“O NE GÜZEL KULDU!”
Muhterem pederimiz Mûsâ Efendi (k.s.), bizim için mâneviyat semâsının öyle bir yıldızı idi ki, kendisinde mezcettiği mânevî güzelliğin letâfet ve parıltılarını lâyıkıyla tasvîr edebilmemiz mümkün değildir. Onun seksen üç yıllık nezih, zarîf ve asîlâne hayatı, bizler için hiç eskimeyecek ve tarâvetini kaybetmeyecek örneklerle doludur. hakkında söyleyebileceğimiz yegâne söz;
“O ne güzel kuldu!” demekten ibârettir.
Efendimiz -sallâllâhu aleyhi ve sellem-, kâinâtı nurlandıran bir rahmet idi.
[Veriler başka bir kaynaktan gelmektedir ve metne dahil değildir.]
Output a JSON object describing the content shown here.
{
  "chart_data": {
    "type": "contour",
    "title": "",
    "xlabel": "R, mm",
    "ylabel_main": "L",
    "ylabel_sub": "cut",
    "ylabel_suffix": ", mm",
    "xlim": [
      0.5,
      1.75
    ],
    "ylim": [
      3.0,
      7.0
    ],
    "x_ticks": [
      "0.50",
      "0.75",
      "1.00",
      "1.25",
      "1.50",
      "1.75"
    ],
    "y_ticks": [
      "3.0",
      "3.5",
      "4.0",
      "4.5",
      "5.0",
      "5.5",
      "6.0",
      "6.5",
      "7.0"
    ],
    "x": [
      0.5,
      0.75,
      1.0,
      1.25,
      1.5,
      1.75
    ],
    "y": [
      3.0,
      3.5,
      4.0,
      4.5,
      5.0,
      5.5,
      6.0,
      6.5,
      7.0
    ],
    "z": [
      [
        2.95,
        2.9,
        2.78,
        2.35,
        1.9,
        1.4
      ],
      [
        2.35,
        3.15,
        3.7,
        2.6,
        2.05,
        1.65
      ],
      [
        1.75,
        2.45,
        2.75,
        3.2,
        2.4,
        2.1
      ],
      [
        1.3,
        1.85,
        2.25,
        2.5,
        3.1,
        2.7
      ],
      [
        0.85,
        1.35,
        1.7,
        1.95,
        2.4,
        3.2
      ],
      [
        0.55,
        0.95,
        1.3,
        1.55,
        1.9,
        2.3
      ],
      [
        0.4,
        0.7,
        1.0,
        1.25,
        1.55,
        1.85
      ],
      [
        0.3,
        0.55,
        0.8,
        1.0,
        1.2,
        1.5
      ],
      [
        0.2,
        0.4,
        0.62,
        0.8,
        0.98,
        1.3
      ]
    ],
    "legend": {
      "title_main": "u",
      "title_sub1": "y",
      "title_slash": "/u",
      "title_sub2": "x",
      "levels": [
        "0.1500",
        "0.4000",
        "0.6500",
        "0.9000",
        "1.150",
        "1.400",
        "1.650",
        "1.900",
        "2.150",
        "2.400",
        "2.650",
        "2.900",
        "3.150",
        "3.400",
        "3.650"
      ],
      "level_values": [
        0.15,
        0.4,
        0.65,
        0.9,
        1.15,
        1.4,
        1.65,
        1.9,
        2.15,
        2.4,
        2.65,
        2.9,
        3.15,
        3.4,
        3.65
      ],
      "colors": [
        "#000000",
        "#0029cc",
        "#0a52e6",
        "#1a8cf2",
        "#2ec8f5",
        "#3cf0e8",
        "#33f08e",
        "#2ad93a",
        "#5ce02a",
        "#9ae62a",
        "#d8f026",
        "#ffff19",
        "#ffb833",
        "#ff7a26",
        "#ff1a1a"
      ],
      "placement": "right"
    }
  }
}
Mûsâ Efendi de, üstâdı Sâmi Efendi Hazretleri ve diğer büyük Hak dostları gibi o ilâhî rahmetten; zarâfeti, nezâketi, inceliği, hassâsiyeti, rakik kalbi ve tasavvufî ahlâkı ile zamanımıza akseden bir mehtaptı…
İfâde etmeliyiz ki; nasıl yüce bir dağın azameti, ona eteklerinden bakılınca lâyıkıyla anlaşılıp kavranamazsa, mânevî şahsiyetler de aynen böyledir. Bu bakımdan mânevî rehberlerin birçoğu, hayatlarında nice derinlikleri bilinemeden bu fânî âleme vedâ etmişlerdir. Hattâ onların en yakınında bulunanlar dahî bu derinliklere kâmil mânâda vâkıf olamamışlardır. Zîrâ böyle şahsiyetlerin mânevî enginliği, ilâhî âleme yolculuklarından sonra ortaya çıkar. Meselâ Bahâeddîn Nakşibend, Mevlânâ Celâleddîn-i Rûmî ve emsâli nice büyük şahsiyetleri, hayatta iken takdîr edenlere mukâbil, onlara yanlış bir gözle bakanların sayısı da az değildi. Hattâ anlayıp etrafında halkalananların bile pek çoğu, bir dağın azametini ona eteklerinden başını kaldırıp bakanlar gibi görüş kifâyetsizliği içinde idiler.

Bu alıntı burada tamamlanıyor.